Sénégal : des antennes satellites pour connecter gratuitement 1 million de personnes dès 2026
Le Sénégal franchit une nouvelle étape dans sa stratégie de connectivité universelle. À l’occasion de son message à la Nation, le 31 décembre 2025, le président Bassirou Diomaye Faye a annoncé le déploiement d’antennes satellitaires à partir de 2026, un programme ambitieux visant à offrir un accès gratuit à Internet à près d’un million de personnes, en priorité dans les zones rurales et les quartiers périphériques mal desservis.
Cette initiative s’inscrit dans un contexte paradoxal. Selon l’Association mondiale des opérateurs mobiles (GSMA), le pays bénéficie déjà d’une couverture 4G quasi généralisée, atteignant 97 % de la population, tandis que la 5G couvre environ 39 %, essentiellement dans les grandes agglomérations. Pourtant, sur une population estimée à 18 millions d’habitants, seuls 8,16 millions utilisent effectivement l’internet mobile haut débit, soit à peine 42 % de la population totale. Un écart révélateur d’une fracture numérique persistante, notamment en milieu rural.
Le satellite comme solution aux limites des réseaux terrestres
Le recours aux antennes satellitaires répond à une contrainte structurelle : l’extension du réseau de fibre optique sur l’ensemble du territoire demeure coûteuse et chronophage. Les nouvelles générations de satellites en orbite basse offrent, en revanche, une alternative plus rapide à déployer, capable de couvrir des zones enclavées ou faiblement rentables pour les opérateurs traditionnels.
Si les autorités n’ont pas encore précisé les modalités exactes d’usage — accès public via des points communautaires, services pour les écoles et centres de santé ou connexion individuelle — l’objectif affiché est clair : réduire durablement les inégalités d’accès au numérique.

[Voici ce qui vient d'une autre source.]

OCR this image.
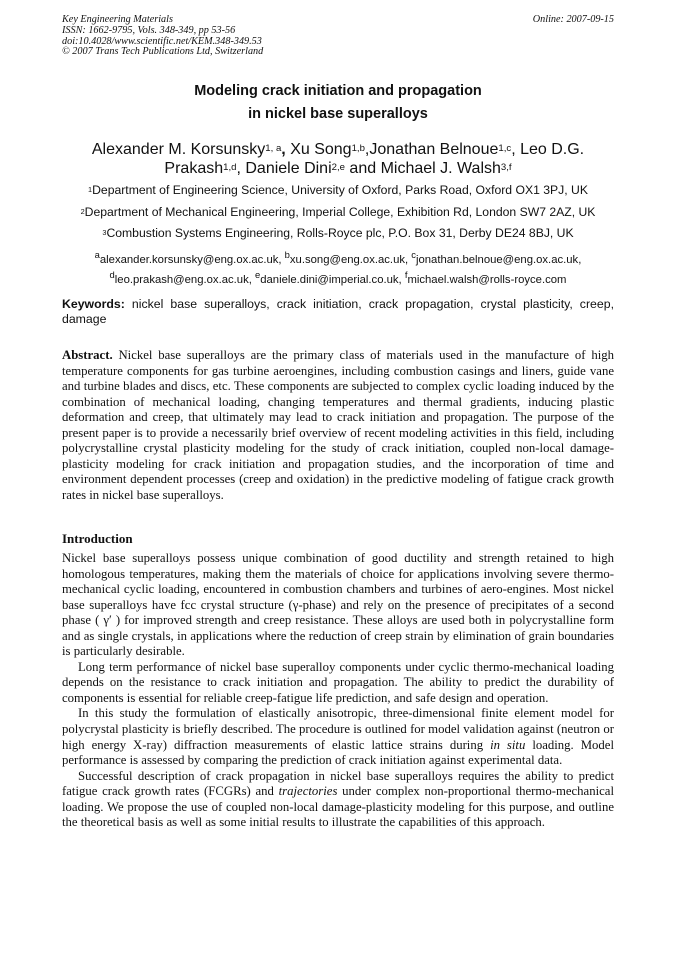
Key Engineering Materials
ISSN: 1662-9795, Vols. 348-349, pp 53-56
doi:10.4028/www.scientific.net/KEM.348-349.53
© 2007 Trans Tech Publications Ltd, Switzerland
Online: 2007-09-15
Modeling crack initiation and propagation
in nickel base superalloys
Alexander M. Korsunsky$^{1, a}$, Xu Song$^{1,b}$,Jonathan Belnoue$^{1,c}$, Leo D.G. Prakash$^{1,d}$, Daniele Dini$^{2,e}$ and Michael J. Walsh$^{3,f}$
$^1$Department of Engineering Science, University of Oxford, Parks Road, Oxford OX1 3PJ, UK
$^2$Department of Mechanical Engineering, Imperial College, Exhibition Rd, London SW7 2AZ, UK
$^3$Combustion Systems Engineering, Rolls-Royce plc, P.O. Box 31, Derby DE24 8BJ, UK
$^a$alexander.korsunsky@eng.ox.ac.uk, $^b$xu.song@eng.ox.ac.uk, $^c$jonathan.belnoue@eng.ox.ac.uk,
$^d$leo.prakash@eng.ox.ac.uk, $^e$daniele.dini@imperial.co.uk, $^f$michael.walsh@rolls-royce.com
Keywords: nickel base superalloys, crack initiation, crack propagation, crystal plasticity, creep, damage
Abstract. Nickel base superalloys are the primary class of materials used in the manufacture of high temperature components for gas turbine aeroengines, including combustion casings and liners, guide vane and turbine blades and discs, etc. These components are subjected to complex cyclic loading induced by the combination of mechanical loading, changing temperatures and thermal gradients, inducing plastic deformation and creep, that ultimately may lead to crack initiation and propagation. The purpose of the present paper is to provide a necessarily brief overview of recent modeling activities in this field, including polycrystalline crystal plasticity modeling for the study of crack initiation, coupled non-local damage-plasticity modeling for crack initiation and propagation studies, and the incorporation of time and environment dependent processes (creep and oxidation) in the predictive modeling of fatigue crack growth rates in nickel base superalloys.
Introduction

Nickel base superalloys possess unique combination of good ductility and strength retained to high homologous temperatures, making them the materials of choice for applications involving severe thermo-mechanical cyclic loading, encountered in combustion chambers and turbines of aero-engines. Most nickel base superalloys have fcc crystal structure (γ-phase) and rely on the presence of precipitates of a second phase ( γ′ ) for improved strength and creep resistance. These alloys are used both in polycrystalline form and as single crystals, in applications where the reduction of creep strain by elimination of grain boundaries is particularly desirable.

Long term performance of nickel base superalloy components under cyclic thermo-mechanical loading depends on the resistance to crack initiation and propagation. The ability to predict the durability of components is essential for reliable creep-fatigue life prediction, and safe design and operation.

In this study the formulation of elastically anisotropic, three-dimensional finite element model for polycrystal plasticity is briefly described. The procedure is outlined for model validation against (neutron or high energy X-ray) diffraction measurements of elastic lattice strains during in situ loading. Model performance is assessed by comparing the prediction of crack initiation against experimental data.

Successful description of crack propagation in nickel base superalloys requires the ability to predict fatigue crack growth rates (FCGRs) and trajectories under complex non-proportional thermo-mechanical loading. We propose the use of coupled non-local damage-plasticity modeling for this purpose, and outline the theoretical basis as well as some initial results to illustrate the capabilities of this approach.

Un levier majeur pour l’éducation et la santé
Dans le secteur éducatif, l’impact potentiel est considérable. L’accès gratuit à Internet peut faciliter l’enseignement à distance, l’utilisation de ressources pédagogiques numériques et l’accès aux bibliothèques en ligne, en particulier pour les élèves et étudiants éloignés des centres urbains et universitaires.
Sur le plan sanitaire, la connectivité ouvre la voie à une montée en puissance de la télémédecine. Télé-expertise entre postes de santé et hôpitaux, transmission rapide de dossiers médicaux, suivi des patients chroniques ou encore formation continue du personnel soignant figurent parmi les usages attendus, notamment dans les zones isolées.
Accélérateur d’inclusion économique et administrative
L’accès gratuit à Internet constitue également un levier économique. Pour les micro-entrepreneurs et les agriculteurs, il facilite l’accès aux marchés, aux paiements numériques, à l’information sur les prix et aux outils de promotion en ligne. Pour l’administration, il renforce la dématérialisation des services publics : état civil, démarches sociales, fiscalité, communication de proximité.
En misant sur les antennes satellitaires, le Sénégal cherche ainsi à dépasser la simple logique de couverture réseau pour s’attaquer à l’usage réel du numérique. Un pari stratégique qui, s’il est correctement mis en œuvre, pourrait transformer durablement l’accès aux services essentiels et rapprocher le pays de son objectif de connectivité universelle à l’horizon 2030.